Addressing the high level of NPLs was one of the SSM’s supervisory priorities for 2016. It remains one of the major supervisory challenges in 2017.
Indeed, the overall stock of NPLs in the euro area is relatively high compared with other geographies, albeit with significant heterogeneity. Some Member States experienced a rapid surge in the NPL ratio subsequent to a burst of a real estate bubble. In other Member States, the increase occurred later and was widespread across sectors. This is the case of Portugal, for instance, where NPLs grew essentially in the context of the 2011-13 recession and are a manifestation of the ongoing economic adjustment process, characterized by a reallocation of resources towards the tradable sector and away from the construction and real estate sectors. The current setting mirrors these differences in pace and drivers, as well as the specificities of national economies: some jurisdictions report double-digit NPL ratios, while others report much lower levels.
In an integrated market, however, different ratios do not – cannot – mean different degrees of concern. Repercussions of high NPL levels cross borders: through banks’ balances sheet cross-exposures, through economic spillovers in the face of subdued credit supply and hindered monetary policy transmission and inevitably through market perception. The systemic nature of such risks is heightened by widespread low bank profitability, increasing capital requirements and a still incipient NPL secondary market.
NPLs are, indisputably, a European problem. And a European problem calls for a European approach. But to what extent?
A European approach resides first and foremost on concerted action from all Member States. Enhanced efforts at national level, especially in what regards bank supervision and marked improvements in the legal/judicial/tax framework – notably to reduce the significant bid/ask spread in NPLs secondary market – are a necessary condition to address the high NPL stock and to build the foundations for a better management of flows. But they are certainly not sufficient. The abovementioned risks of contagion also require targeted and potent initiatives to reduce the NPL stock – and this is where a unified European strategy could prove more valuable.
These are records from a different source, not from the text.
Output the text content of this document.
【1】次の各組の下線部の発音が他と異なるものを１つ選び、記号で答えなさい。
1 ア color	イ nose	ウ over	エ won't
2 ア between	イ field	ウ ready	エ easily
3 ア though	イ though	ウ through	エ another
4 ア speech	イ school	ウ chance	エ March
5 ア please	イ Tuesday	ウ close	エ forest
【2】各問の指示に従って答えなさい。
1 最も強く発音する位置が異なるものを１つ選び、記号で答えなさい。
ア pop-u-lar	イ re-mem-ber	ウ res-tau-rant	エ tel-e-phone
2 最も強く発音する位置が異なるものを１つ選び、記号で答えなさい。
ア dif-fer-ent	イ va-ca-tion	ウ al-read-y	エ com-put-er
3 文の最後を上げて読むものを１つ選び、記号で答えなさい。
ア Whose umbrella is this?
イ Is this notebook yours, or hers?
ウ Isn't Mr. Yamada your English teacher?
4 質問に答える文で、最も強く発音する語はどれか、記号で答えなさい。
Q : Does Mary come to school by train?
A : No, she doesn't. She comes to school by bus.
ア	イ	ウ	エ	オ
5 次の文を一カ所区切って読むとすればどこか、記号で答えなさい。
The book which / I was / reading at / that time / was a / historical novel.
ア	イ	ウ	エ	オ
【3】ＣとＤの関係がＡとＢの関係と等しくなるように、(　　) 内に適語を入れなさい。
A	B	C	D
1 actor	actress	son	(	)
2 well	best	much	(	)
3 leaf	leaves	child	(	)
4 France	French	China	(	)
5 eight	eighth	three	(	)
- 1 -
A European problem calls for a European approach. But to what extent?
The first step for a unified European strategy is acknowledging its need. In the face of non-negligible risks to financial stability and financial integration, as well as the referred heterogeneity across banks and economies, a debate should be launched on the possible mismatch between the repercussions of high NPL levels and the current strictness of the EU legal and regulatory framework. In particular, the BRRD was designed for a steady-state, which is still far from the current situation in financial markets, and State aid rules, while placing financial stability at the core, seem to provide little flexibility to address the systemic nature of the problem. To reduce NPLs in a significant and swift way, these constraints must be addressed – but only a European approach can do so while ensuring the necessary level playing field, an essential precondition for the coordinated action that should follow.
This discussion – ideally complemented by enhanced flexibility – would provide decisive clarity on the rules of the game and likely pave the way for bolder solutions at national level, especially in countries where the NPL challenge is more pressing. It could also be the starting point for considering and conceiving a more ambitious strategy to effectively reduce NPL stocks across Europe. A strategy with the necessary firepower to enhance national efforts and complement ongoing initiatives in the SSM and other European fora. Some promising European approaches have been recently put forward and deserve to be further explored.